About code

Question

About code

N-Kingsley opened this issue 5 years ago · 6 comments

In DRQN.ipynb, if config.NSTEP is equal to 1, then is this step that 'non_final_next_states = torch.cat([batch_state[non_final_mask, 1:, :], non_final_next_states], dim=1)' redundant?

Answer 1 · 2018-12-05T03:12:55.000Z

Yes, it is redundant. In fact, if config.NSTEP > 1 it may break this code

Answer 2 · 2018-12-05T06:02:32.000Z

Yes, I think it's incorrect if if config.NSTEP > 1, too.

And if I change the config.SEQUENCE_LENGTH=10, then is the code still feasible?

Answer 3 · 2018-12-05T16:26:08.000Z

Yes, config.SEQUENCE_LENGTH can be increased to 10. However, it should be noted that this may require tuning other hyperparameters as well to maintain reasonable performance.

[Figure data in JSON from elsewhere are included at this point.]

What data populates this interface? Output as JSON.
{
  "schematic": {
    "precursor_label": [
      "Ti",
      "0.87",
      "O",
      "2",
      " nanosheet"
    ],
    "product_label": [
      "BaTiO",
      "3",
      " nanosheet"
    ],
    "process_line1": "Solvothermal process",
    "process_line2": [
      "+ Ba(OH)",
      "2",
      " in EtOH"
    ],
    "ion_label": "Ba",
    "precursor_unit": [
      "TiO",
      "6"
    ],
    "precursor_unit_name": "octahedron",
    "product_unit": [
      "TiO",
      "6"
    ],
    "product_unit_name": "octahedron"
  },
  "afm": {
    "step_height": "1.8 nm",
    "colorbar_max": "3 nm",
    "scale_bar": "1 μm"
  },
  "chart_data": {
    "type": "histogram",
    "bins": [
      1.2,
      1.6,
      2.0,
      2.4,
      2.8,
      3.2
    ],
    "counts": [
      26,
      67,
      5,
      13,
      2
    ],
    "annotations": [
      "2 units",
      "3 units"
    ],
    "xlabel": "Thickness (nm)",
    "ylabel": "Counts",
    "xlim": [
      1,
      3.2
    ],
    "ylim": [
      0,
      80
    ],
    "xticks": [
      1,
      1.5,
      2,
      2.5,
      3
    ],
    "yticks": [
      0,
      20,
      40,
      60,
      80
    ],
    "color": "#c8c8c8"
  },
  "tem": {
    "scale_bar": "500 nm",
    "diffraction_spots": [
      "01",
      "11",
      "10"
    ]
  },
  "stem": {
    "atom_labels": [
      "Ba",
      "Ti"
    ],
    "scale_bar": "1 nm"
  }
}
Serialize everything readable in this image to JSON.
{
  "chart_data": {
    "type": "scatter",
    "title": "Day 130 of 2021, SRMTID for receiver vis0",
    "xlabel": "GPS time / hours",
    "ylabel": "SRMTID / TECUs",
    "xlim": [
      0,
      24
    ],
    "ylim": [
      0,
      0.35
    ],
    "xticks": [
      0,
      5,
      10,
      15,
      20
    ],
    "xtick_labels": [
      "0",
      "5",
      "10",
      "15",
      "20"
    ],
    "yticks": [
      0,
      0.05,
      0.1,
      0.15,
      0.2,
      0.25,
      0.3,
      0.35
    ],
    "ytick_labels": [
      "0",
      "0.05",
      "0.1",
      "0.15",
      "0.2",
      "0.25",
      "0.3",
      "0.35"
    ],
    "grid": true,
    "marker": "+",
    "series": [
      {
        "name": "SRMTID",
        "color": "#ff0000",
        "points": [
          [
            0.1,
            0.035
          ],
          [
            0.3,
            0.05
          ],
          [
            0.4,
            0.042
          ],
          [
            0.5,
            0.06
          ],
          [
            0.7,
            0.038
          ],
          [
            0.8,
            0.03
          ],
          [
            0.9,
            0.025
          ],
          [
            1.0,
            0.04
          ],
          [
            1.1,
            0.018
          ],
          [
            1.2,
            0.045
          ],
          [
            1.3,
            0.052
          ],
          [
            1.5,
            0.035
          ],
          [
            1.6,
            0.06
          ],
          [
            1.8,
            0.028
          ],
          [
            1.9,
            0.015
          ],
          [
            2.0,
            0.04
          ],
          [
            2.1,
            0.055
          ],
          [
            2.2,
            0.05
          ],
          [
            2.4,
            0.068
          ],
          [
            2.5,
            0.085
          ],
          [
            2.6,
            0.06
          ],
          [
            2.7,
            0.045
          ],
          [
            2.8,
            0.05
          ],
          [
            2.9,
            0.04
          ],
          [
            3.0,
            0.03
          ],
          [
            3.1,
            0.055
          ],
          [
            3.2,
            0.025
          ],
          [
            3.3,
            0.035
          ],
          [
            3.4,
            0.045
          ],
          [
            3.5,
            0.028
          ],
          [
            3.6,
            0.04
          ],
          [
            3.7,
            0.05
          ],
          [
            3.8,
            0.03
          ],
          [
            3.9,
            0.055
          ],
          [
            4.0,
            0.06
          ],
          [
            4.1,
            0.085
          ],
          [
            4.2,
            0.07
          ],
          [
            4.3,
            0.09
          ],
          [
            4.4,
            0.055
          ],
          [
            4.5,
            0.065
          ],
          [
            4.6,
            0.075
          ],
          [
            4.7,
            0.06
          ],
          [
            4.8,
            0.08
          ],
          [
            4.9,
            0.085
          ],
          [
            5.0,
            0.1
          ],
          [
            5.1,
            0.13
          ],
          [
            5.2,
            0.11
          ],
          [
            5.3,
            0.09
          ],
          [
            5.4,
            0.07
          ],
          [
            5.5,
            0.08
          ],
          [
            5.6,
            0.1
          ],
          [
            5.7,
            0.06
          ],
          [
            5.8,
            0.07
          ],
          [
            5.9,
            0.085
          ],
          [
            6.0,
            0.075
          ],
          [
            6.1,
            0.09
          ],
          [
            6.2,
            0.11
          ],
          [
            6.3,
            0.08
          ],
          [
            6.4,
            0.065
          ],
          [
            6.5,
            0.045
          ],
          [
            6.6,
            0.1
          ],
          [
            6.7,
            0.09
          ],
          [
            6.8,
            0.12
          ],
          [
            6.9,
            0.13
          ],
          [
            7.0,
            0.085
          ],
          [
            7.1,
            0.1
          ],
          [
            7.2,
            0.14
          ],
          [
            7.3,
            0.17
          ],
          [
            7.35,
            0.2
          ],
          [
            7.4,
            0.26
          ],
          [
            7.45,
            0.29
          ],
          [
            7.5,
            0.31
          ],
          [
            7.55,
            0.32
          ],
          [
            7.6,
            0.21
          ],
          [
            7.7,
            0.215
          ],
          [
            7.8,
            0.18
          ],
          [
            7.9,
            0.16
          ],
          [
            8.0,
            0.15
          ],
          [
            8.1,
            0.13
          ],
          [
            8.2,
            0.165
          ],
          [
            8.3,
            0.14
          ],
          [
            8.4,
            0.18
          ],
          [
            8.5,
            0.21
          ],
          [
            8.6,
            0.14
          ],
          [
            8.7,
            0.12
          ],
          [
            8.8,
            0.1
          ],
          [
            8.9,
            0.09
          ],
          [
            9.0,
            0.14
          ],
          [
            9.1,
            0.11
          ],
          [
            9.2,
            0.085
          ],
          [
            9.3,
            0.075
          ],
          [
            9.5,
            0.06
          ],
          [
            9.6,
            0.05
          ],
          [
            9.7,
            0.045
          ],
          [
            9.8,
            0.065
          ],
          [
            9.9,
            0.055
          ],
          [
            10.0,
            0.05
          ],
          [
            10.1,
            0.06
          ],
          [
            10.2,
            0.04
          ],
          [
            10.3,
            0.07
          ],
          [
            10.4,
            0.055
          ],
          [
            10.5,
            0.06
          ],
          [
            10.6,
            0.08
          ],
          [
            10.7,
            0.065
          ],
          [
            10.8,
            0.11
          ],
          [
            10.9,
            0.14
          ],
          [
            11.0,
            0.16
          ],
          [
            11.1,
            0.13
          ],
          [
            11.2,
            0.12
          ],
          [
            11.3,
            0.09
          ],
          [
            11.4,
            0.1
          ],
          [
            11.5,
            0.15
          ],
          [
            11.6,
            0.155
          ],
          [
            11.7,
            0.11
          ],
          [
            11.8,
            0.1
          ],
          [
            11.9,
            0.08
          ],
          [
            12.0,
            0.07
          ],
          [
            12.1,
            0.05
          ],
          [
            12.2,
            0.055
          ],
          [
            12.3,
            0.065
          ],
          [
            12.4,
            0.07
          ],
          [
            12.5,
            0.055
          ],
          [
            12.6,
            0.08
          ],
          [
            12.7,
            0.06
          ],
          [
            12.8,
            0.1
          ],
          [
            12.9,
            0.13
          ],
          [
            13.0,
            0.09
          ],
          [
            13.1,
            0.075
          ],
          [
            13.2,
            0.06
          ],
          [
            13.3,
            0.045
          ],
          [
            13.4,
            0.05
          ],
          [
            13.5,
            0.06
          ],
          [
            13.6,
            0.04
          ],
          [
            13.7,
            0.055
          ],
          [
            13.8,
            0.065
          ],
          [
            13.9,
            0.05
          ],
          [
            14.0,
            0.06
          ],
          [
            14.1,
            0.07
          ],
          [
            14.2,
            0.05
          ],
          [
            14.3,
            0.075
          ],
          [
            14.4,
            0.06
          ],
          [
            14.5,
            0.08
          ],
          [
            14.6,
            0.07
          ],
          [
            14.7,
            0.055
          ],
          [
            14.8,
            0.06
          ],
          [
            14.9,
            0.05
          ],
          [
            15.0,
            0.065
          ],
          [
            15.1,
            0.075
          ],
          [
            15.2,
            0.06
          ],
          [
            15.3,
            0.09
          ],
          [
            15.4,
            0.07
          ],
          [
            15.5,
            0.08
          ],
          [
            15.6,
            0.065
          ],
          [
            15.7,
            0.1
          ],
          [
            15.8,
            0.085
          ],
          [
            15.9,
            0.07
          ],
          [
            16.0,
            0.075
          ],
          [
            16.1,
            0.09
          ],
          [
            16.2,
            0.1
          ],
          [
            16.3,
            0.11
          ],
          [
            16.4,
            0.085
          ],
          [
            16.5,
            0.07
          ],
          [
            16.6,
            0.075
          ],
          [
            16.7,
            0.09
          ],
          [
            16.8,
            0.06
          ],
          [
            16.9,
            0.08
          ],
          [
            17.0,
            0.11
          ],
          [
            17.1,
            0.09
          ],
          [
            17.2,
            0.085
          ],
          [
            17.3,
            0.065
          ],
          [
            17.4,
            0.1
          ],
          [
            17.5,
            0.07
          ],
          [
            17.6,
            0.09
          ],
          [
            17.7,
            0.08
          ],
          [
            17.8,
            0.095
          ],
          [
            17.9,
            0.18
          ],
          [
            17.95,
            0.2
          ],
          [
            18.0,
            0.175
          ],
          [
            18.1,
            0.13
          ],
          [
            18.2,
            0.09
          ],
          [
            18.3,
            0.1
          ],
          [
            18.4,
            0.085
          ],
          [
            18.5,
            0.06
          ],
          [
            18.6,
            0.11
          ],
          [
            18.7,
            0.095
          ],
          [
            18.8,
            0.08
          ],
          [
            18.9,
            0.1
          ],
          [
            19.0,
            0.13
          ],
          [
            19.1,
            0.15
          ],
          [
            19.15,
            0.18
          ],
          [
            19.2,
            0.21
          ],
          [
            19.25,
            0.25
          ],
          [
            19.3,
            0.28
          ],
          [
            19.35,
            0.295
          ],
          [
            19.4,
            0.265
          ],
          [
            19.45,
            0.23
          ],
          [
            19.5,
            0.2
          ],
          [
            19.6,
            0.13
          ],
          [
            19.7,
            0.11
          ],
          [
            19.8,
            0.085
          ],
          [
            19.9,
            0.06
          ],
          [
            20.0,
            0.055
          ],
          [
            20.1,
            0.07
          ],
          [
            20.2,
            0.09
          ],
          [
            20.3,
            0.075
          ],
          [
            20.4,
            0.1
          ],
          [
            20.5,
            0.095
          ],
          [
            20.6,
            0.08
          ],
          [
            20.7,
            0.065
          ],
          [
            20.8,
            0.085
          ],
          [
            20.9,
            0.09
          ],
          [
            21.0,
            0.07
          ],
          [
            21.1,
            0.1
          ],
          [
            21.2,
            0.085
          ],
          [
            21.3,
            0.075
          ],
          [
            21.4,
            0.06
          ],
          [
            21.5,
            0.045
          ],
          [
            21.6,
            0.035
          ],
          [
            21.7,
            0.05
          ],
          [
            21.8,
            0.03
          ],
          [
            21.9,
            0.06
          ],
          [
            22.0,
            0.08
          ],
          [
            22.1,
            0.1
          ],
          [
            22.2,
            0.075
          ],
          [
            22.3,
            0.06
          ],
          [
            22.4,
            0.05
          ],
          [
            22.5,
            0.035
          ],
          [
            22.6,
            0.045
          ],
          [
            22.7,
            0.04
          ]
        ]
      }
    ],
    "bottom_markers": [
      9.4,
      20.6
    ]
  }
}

Answer 4 · 2018-12-19T11:36:24.000Z

Thanks.
In 'wrap_deepmind.py', done is True when losing a life, and we will reset reward to 0. Then in a multi-life environment, will this lead to a reduction in rewards?

Answer 5 · 2018-12-19T11:42:19.000Z

Should we do ‘wrap_deepmind(env, episode_life=False)’ during the test?

Answer 6 · 2019-02-11T16:32:18.000Z

@N-Kingsley setting episode life=True could have implications on what the agent learns in training; however, in Pong it shouldn't prevent the agent from learning the optimal policy. During evaluation, it shouldn't matter whether episode life is true or false.